C. AMDAL pada UU No.32 tahun 2009 tentang
Perlindungan dan Pengelolaan Lingkungan Hidup
Di
dalam UU No.32 tahun 2009 dijelaskan “Analisis mengenai dampak lingkungan
hidup, yang selanjutnya disebut Amdal, adalah kajian mengenai dampak penting
suatu usaha dan/atau kegiatan yang direncanakan pada lingkungan hidup yang
diperlukan bagi proses pengambilan keputusan tentang penyelenggaraan usaha
dan/atau kegiatan”.
Terdapat beberapa
pembaharuan mengenai AMDAL pada UU No.32 tahun 2009, seperti :
1) AMDAL
dan UKL/UPL merupakan salah satu instrumen pencegahan pencemaran dan/atau
kerusakan lingkungan hidup.
2) Penyusunan
dokumen AMDAL wajib memiliki sertifikat kompetensi penyusun dokumen AMDAL.

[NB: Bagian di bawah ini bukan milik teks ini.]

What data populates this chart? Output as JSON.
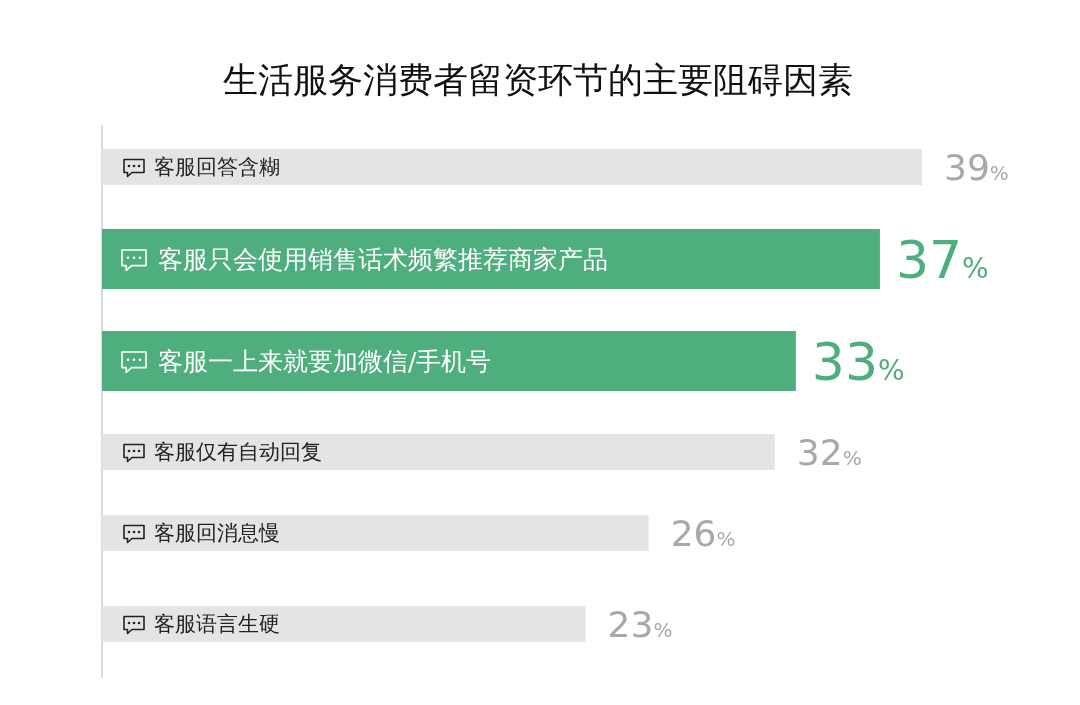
{
  "chart_data": {
    "type": "bar",
    "orientation": "horizontal",
    "title": "生活服务消费者留资环节的主要阻碍因素",
    "categories": [
      "客服回答含糊",
      "客服只会使用销售话术频繁推荐商家产品",
      "客服一上来就要加微信/手机号",
      "客服仅有自动回复",
      "客服回消息慢",
      "客服语言生硬"
    ],
    "values": [
      39,
      37,
      33,
      32,
      26,
      23
    ],
    "colors": [
      "#e4e4e4",
      "#4fae7e",
      "#4fae7e",
      "#e4e4e4",
      "#e4e4e4",
      "#e4e4e4"
    ],
    "value_labels": [
      "39%",
      "37%",
      "33%",
      "32%",
      "26%",
      "23%"
    ]
  }
}
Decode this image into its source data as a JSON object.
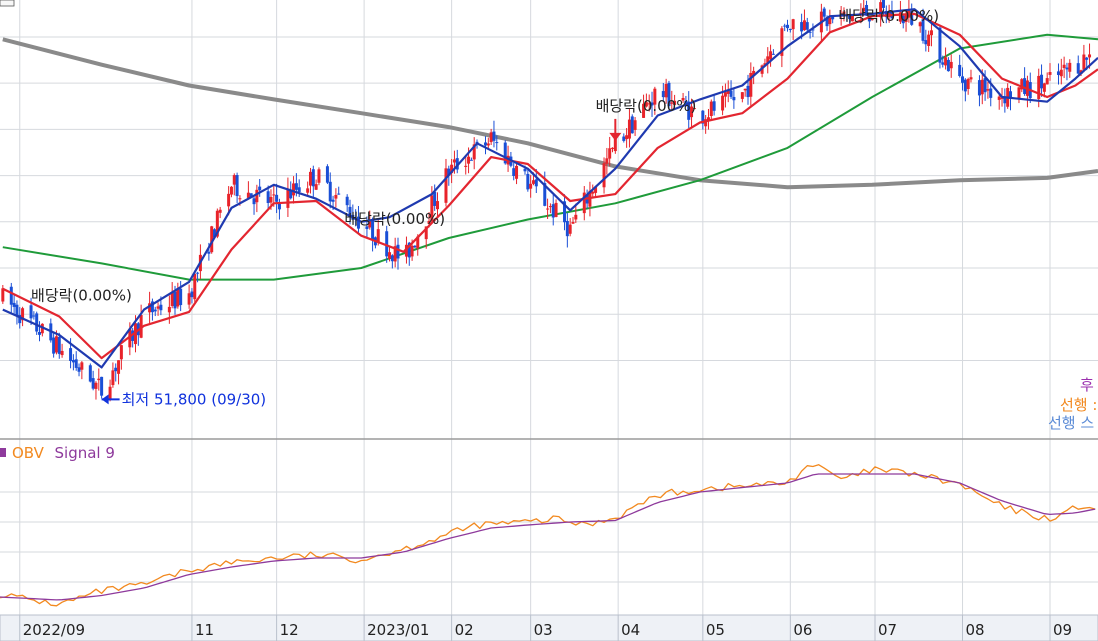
{
  "chart_data": [
    {
      "type": "candlestick",
      "panel": "price",
      "up_color": "#e8232a",
      "down_color": "#1a4fd6",
      "grid": true,
      "x_axis": {
        "type": "date",
        "tick_labels": [
          "2022/09",
          "11",
          "12",
          "2023/01",
          "02",
          "03",
          "04",
          "05",
          "06",
          "07",
          "08",
          "09"
        ],
        "tick_dates": [
          "2022-09-01",
          "2022-11-01",
          "2022-12-01",
          "2023-01-01",
          "2023-02-01",
          "2023-03-01",
          "2023-04-01",
          "2023-05-01",
          "2023-06-01",
          "2023-07-01",
          "2023-08-01",
          "2023-09-01"
        ],
        "range": [
          "2022-08-25",
          "2023-09-18"
        ]
      },
      "y_axis": {
        "range": [
          50900,
          60400
        ],
        "gridlines": [
          52600,
          53600,
          54600,
          55600,
          56600,
          57600,
          58600,
          59600
        ]
      },
      "ohlc_key": [
        [
          "2022-08-26",
          53950
        ],
        [
          "2022-09-10",
          53150
        ],
        [
          "2022-09-30",
          51950
        ],
        [
          "2022-10-15",
          53600
        ],
        [
          "2022-10-31",
          54050
        ],
        [
          "2022-11-15",
          56400
        ],
        [
          "2022-11-30",
          56000
        ],
        [
          "2022-12-15",
          56600
        ],
        [
          "2022-12-30",
          55650
        ],
        [
          "2023-01-15",
          54750
        ],
        [
          "2023-01-31",
          56700
        ],
        [
          "2023-02-15",
          57400
        ],
        [
          "2023-02-28",
          56450
        ],
        [
          "2023-03-15",
          55450
        ],
        [
          "2023-03-31",
          57250
        ],
        [
          "2023-04-15",
          58450
        ],
        [
          "2023-04-30",
          57900
        ],
        [
          "2023-05-15",
          58350
        ],
        [
          "2023-05-31",
          59900
        ],
        [
          "2023-06-15",
          59950
        ],
        [
          "2023-06-30",
          60150
        ],
        [
          "2023-07-15",
          60000
        ],
        [
          "2023-07-31",
          58700
        ],
        [
          "2023-08-15",
          58350
        ],
        [
          "2023-08-31",
          58600
        ],
        [
          "2023-09-15",
          59200
        ]
      ],
      "moving_averages": [
        {
          "color": "#1f3ab0",
          "points": [
            [
              "2022-08-26",
              53700
            ],
            [
              "2022-09-15",
              53150
            ],
            [
              "2022-09-30",
              52450
            ],
            [
              "2022-10-15",
              53700
            ],
            [
              "2022-10-31",
              54300
            ],
            [
              "2022-11-15",
              55900
            ],
            [
              "2022-11-30",
              56400
            ],
            [
              "2022-12-15",
              56100
            ],
            [
              "2022-12-31",
              55600
            ],
            [
              "2023-01-10",
              55700
            ],
            [
              "2023-01-25",
              56200
            ],
            [
              "2023-02-10",
              57300
            ],
            [
              "2023-02-28",
              56750
            ],
            [
              "2023-03-15",
              55850
            ],
            [
              "2023-03-31",
              56750
            ],
            [
              "2023-04-15",
              57900
            ],
            [
              "2023-04-30",
              58250
            ],
            [
              "2023-05-15",
              58550
            ],
            [
              "2023-05-31",
              59400
            ],
            [
              "2023-06-15",
              60050
            ],
            [
              "2023-06-30",
              60100
            ],
            [
              "2023-07-15",
              60200
            ],
            [
              "2023-07-31",
              59400
            ],
            [
              "2023-08-15",
              58300
            ],
            [
              "2023-08-31",
              58200
            ],
            [
              "2023-09-10",
              58700
            ],
            [
              "2023-09-18",
              59150
            ]
          ]
        },
        {
          "color": "#e32630",
          "points": [
            [
              "2022-08-26",
              54150
            ],
            [
              "2022-09-15",
              53550
            ],
            [
              "2022-09-30",
              52650
            ],
            [
              "2022-10-15",
              53350
            ],
            [
              "2022-10-31",
              53650
            ],
            [
              "2022-11-15",
              55000
            ],
            [
              "2022-11-30",
              56000
            ],
            [
              "2022-12-15",
              56050
            ],
            [
              "2022-12-31",
              55300
            ],
            [
              "2023-01-15",
              54950
            ],
            [
              "2023-01-31",
              55950
            ],
            [
              "2023-02-15",
              57000
            ],
            [
              "2023-02-28",
              56850
            ],
            [
              "2023-03-15",
              56050
            ],
            [
              "2023-03-31",
              56200
            ],
            [
              "2023-04-15",
              57200
            ],
            [
              "2023-04-30",
              57750
            ],
            [
              "2023-05-15",
              57950
            ],
            [
              "2023-05-31",
              58700
            ],
            [
              "2023-06-15",
              59700
            ],
            [
              "2023-06-30",
              60050
            ],
            [
              "2023-07-15",
              60100
            ],
            [
              "2023-07-31",
              59650
            ],
            [
              "2023-08-15",
              58700
            ],
            [
              "2023-08-31",
              58300
            ],
            [
              "2023-09-10",
              58550
            ],
            [
              "2023-09-18",
              58900
            ]
          ]
        },
        {
          "color": "#1f9b3a",
          "points": [
            [
              "2022-08-26",
              55050
            ],
            [
              "2022-09-30",
              54700
            ],
            [
              "2022-10-31",
              54350
            ],
            [
              "2022-11-30",
              54350
            ],
            [
              "2022-12-31",
              54600
            ],
            [
              "2023-01-31",
              55250
            ],
            [
              "2023-02-28",
              55650
            ],
            [
              "2023-03-31",
              56000
            ],
            [
              "2023-04-30",
              56500
            ],
            [
              "2023-05-31",
              57200
            ],
            [
              "2023-06-30",
              58300
            ],
            [
              "2023-07-31",
              59350
            ],
            [
              "2023-08-31",
              59650
            ],
            [
              "2023-09-18",
              59550
            ]
          ]
        },
        {
          "color": "#8a8a8a",
          "points": [
            [
              "2022-08-26",
              59550
            ],
            [
              "2022-09-30",
              59000
            ],
            [
              "2022-10-31",
              58550
            ],
            [
              "2022-11-30",
              58250
            ],
            [
              "2022-12-31",
              57950
            ],
            [
              "2023-01-31",
              57650
            ],
            [
              "2023-02-28",
              57300
            ],
            [
              "2023-03-31",
              56800
            ],
            [
              "2023-04-30",
              56500
            ],
            [
              "2023-05-31",
              56350
            ],
            [
              "2023-06-30",
              56400
            ],
            [
              "2023-07-31",
              56500
            ],
            [
              "2023-08-31",
              56550
            ],
            [
              "2023-09-18",
              56700
            ]
          ]
        }
      ],
      "annotations": [
        {
          "text": "배당락(0.00%)",
          "date": "2022-09-05",
          "value": 53900,
          "color": "#222222"
        },
        {
          "text": "배당락(0.00%)",
          "date": "2022-12-25",
          "value": 55550,
          "color": "#222222"
        },
        {
          "text": "배당락(0.00%)",
          "date": "2023-03-24",
          "value": 58000,
          "color": "#222222"
        },
        {
          "text": "배당락(0.00%)",
          "date": "2023-06-18",
          "value": 59950,
          "color": "#222222"
        }
      ],
      "dividend_arrow": {
        "date": "2023-03-31",
        "color": "#e32630"
      },
      "low_marker": {
        "label": "최저",
        "value_text": "51,800",
        "date_text": "(09/30)",
        "color": "#1133dd"
      },
      "right_legend": [
        {
          "text": "후",
          "color": "#9b2fae"
        },
        {
          "text": "선행 :",
          "color": "#f2891f"
        },
        {
          "text": "선행 스",
          "color": "#5b8bd6"
        }
      ]
    },
    {
      "type": "line",
      "panel": "indicator",
      "grid": true,
      "legend": [
        {
          "name": "OBV",
          "color": "#f2891f"
        },
        {
          "name": "Signal 9",
          "color": "#8e3a9c"
        }
      ],
      "y_axis": {
        "range": [
          0,
          100
        ]
      },
      "series": [
        {
          "name": "OBV",
          "color": "#f2891f",
          "points": [
            [
              "2022-08-25",
              12
            ],
            [
              "2022-09-05",
              8
            ],
            [
              "2022-09-15",
              5
            ],
            [
              "2022-09-30",
              14
            ],
            [
              "2022-10-15",
              18
            ],
            [
              "2022-10-31",
              28
            ],
            [
              "2022-11-15",
              33
            ],
            [
              "2022-11-30",
              36
            ],
            [
              "2022-12-15",
              38
            ],
            [
              "2022-12-31",
              35
            ],
            [
              "2023-01-15",
              42
            ],
            [
              "2023-01-31",
              52
            ],
            [
              "2023-02-10",
              58
            ],
            [
              "2023-02-28",
              60
            ],
            [
              "2023-03-10",
              62
            ],
            [
              "2023-03-20",
              58
            ],
            [
              "2023-03-31",
              63
            ],
            [
              "2023-04-15",
              78
            ],
            [
              "2023-04-30",
              82
            ],
            [
              "2023-05-15",
              84
            ],
            [
              "2023-05-31",
              86
            ],
            [
              "2023-06-08",
              99
            ],
            [
              "2023-06-20",
              88
            ],
            [
              "2023-06-30",
              95
            ],
            [
              "2023-07-15",
              92
            ],
            [
              "2023-07-31",
              85
            ],
            [
              "2023-08-15",
              70
            ],
            [
              "2023-08-31",
              62
            ],
            [
              "2023-09-05",
              65
            ],
            [
              "2023-09-12",
              71
            ],
            [
              "2023-09-18",
              69
            ]
          ]
        },
        {
          "name": "Signal 9",
          "color": "#8e3a9c",
          "points": [
            [
              "2022-08-25",
              10
            ],
            [
              "2022-09-15",
              8
            ],
            [
              "2022-09-30",
              11
            ],
            [
              "2022-10-15",
              16
            ],
            [
              "2022-10-31",
              25
            ],
            [
              "2022-11-15",
              30
            ],
            [
              "2022-11-30",
              34
            ],
            [
              "2022-12-15",
              36
            ],
            [
              "2022-12-31",
              36
            ],
            [
              "2023-01-15",
              40
            ],
            [
              "2023-01-31",
              49
            ],
            [
              "2023-02-15",
              56
            ],
            [
              "2023-02-28",
              58
            ],
            [
              "2023-03-15",
              60
            ],
            [
              "2023-03-31",
              61
            ],
            [
              "2023-04-15",
              73
            ],
            [
              "2023-04-30",
              80
            ],
            [
              "2023-05-15",
              83
            ],
            [
              "2023-05-31",
              86
            ],
            [
              "2023-06-10",
              92
            ],
            [
              "2023-06-30",
              92
            ],
            [
              "2023-07-15",
              92
            ],
            [
              "2023-07-31",
              86
            ],
            [
              "2023-08-15",
              74
            ],
            [
              "2023-08-31",
              65
            ],
            [
              "2023-09-10",
              66
            ],
            [
              "2023-09-18",
              69
            ]
          ]
        }
      ]
    }
  ]
}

3) Komisi penilai AMDAL pusat,Provinsi,maupun Kab/Kota wajib
memiliki lisensi AMDAL.
4) AMDAL
dan UKL/UPL merupakan persyaratan untuk penertiban izin lingkungan.
5) Izin lingkungan diterbitkan oleh Menteri,Gubenur,Bupati/Walokota
sesuai kewenangannya.
Selain
itu terdapat penegasaan dalam sanksi terhadap pelanggan penerapan AMDAL, baik
sanksi pidana ataupun perdata. Pelanggaran-pelangaran yang dapat dikenai
sanksi, sebagai berikut :
1) Sanksi
terhadap orang yang melakukan usaha/kegiatan tanpa memiliki izin lingkungan.
2) Sanksi
terhadap orang yang menyusun dokumen AMDAL tanpa memiliki sertifikat
kompetensi.
3) Sanksi terhadap pejabat yang memberikan izin lingkungan yang
tanpa dilengkapi dengan dokumen AMDAL atau UPL/UKL.
2.
TATA LAKSANA AMDAL
Tata
laksana pelaksanaan AMDAL menurut PP NO 27 Tahun 2012 mengatakan bahwasanya
dalam pelaksanaan AMDAL harus melalui tahapan-tahapan yang diantaranya Setiap
Usaha dan/atau Kegiatan yang berdampak penting terhadap lingkungan hidup wajib
memiliki Amdal. Proses penyusunan AMDAL menurut PP ini menguraikan bahwa dalam
penyusunanya melalui tahapan sebagai berikut :
a.
Amdal dapat disusun sendiri oleh pemrakarsa atau meminta bantuan
pihak lain.
b.
Pihak lain yang membantu pemrakarsa dapat bersifat perorangan
atau lembaga penyedia jasa penyusun amdal.
c.
Pemrakarsa, dalam menyusun dokumen Amdal sebagaimana dimaksud
dalam Pasal 8, mengikutsertakan masyarakat :
·
Masyarakat yang terkena dampak.
·
pemerhati lingkungan
hidup dan/atau
·
yang terpengaruh atas segala bentuk keputusan dalam proses
Amdal.
Dalam
kaitanya dengan masyarakat, Pengikutsertaan masyarakat dilakukan melalui
pengumuman rencana Usaha dan/atau Kegiatan atau juga melalui konsultasi publik,
pengikutsertaan masyarakat disini dilakukan sebelum penyusunan amdal dibuat.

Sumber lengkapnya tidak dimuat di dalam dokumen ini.